Gritty-Voiced Man: Fine, let's bust 'em up. What have they got? Just a bunch o' kids and that crybaby Hallie...
Hallessena: Blade! Face! You!
Gritty-Voiced Man: Argh!
Hallessena: Ha-ha! Fooled you, idiots! Who'd cry for you losers? Sayonara-bye-bye, cupcakes!
Vyrn: Um... No, you were definitely crying just then. You seemed pretty terrified...
Hallessena: Shut up! Less talkie, more slicey! Let's get 'em, (Captain)!

Insanely Awesome: Scene 4

Hallessena tries to hide her fear as she watches the criminals get taken away, but the crew heard her talking about how much she was hurt in the past and reassures her. She finally realizes that she is safe with the crew.
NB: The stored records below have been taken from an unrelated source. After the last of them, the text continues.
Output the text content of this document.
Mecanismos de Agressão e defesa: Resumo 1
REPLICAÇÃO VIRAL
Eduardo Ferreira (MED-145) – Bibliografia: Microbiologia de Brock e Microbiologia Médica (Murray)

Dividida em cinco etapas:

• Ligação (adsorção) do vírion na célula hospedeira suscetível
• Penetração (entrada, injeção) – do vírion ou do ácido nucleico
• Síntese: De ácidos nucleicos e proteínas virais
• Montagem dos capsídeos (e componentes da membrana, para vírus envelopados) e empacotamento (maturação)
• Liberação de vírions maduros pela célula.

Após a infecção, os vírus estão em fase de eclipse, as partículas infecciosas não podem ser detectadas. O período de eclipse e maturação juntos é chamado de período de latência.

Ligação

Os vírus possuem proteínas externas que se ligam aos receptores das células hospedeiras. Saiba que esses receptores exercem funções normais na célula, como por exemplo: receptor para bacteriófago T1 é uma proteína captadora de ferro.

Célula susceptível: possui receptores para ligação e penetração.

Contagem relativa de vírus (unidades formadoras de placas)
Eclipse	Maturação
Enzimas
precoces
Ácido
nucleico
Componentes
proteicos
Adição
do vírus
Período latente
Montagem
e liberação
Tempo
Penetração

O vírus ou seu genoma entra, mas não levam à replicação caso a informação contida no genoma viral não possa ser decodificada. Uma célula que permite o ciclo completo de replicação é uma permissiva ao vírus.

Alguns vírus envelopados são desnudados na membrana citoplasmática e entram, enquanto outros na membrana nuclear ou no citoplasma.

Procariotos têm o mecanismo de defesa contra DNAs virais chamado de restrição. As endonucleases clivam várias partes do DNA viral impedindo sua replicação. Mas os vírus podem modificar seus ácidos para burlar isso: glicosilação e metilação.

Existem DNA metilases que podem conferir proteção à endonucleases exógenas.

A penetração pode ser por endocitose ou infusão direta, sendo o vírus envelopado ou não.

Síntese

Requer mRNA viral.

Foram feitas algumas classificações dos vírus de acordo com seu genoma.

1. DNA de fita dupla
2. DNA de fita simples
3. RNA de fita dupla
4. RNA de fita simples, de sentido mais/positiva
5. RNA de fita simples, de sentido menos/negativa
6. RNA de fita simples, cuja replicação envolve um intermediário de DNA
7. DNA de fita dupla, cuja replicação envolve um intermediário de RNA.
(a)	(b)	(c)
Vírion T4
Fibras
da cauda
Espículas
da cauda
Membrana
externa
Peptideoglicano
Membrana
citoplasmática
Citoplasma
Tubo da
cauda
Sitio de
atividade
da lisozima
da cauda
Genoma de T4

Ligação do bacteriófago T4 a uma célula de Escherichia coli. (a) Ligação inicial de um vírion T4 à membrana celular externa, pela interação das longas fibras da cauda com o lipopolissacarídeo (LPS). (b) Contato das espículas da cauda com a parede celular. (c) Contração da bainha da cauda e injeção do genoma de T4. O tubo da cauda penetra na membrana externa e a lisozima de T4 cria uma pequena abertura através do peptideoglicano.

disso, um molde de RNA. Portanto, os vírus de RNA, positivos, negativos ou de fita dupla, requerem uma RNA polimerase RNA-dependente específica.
The criminals defeated by (Captain) and the crew are delivered into the hands of the Crew of Enforcers.
Hallessena: That's what you get for bein' crazy stupid!
Hallessena shrieks defiantly at the ship carrying the criminals, but her hands are trembling.
Lyria gently takes her hand.
Lyria: It's all right now, Hallessena.
Hallessena: Hey! Don't touch me!
Hallessena shakes off Lyria's hand in surprise.
Hallessena: I'm fine anyway. No problems here. Totally cool. Seriously.
  1. Silently take Hallessena's hand.
  2. Tell her it's going to be okay.


Choose: Silently take Hallessena's hand.

Hallessena: I told you to stop that...
Hallessena: I'm fine, okay? Sniff... I'm not scared or anything.
Go to "Continue 1"


Choose: Tell her it's going to be okay.

Hallessena: What's going to be okay? I told you I'm fine!
Vyrn: Your hands are shaking. You don't have to put on a brave face.
Hallessena: I'm not putting on any kinda face! I'm fine...

Continue 1

Lyria: I'm sorry. We found out what happened to you.
Vyrn: Yeah, we heard you talking while we were opening the door to the hideout.
Lyria: You've sacrificed so much to avoid getting hurt.
Hallessena: ...!
Lyria: But we'll never do anything to hurt you!
Vyrn: That's right! You're safe with us! So you can relax, okay?
Hallessena: You guys... Sniff...
Hallessena: You're all totally crazy! Insanely great!
Vyrn: Um... I'm sorry, you know. For saying your weapon name sucks.
Hallessena: You mean... my Divine Death Saw of Death is totally insane?
Vyrn: Yeah, as insane as it gets. The name's really grown on me.
Hallessena: Hee-hee... Heh-heh... Ha-ha! Absolute world-warping insanity! Ha-ha!
Lyria: Hee-hee... It's crazy to the max!
Hallessena: You too, Lyria? Jumpin' on the crazy bandwagon? Welcome aboard!
Hallessena: Ha-ha! How 'bout I make chain saws for all of you? Let's go find some parts!
Vyrn: Heh-heh! Yeah, let's go!
As the crew searches for the parts, Hallessena finally realizes that she has found a home.
She allows herself to relax, and her crazed grin loosens itself into a true smile.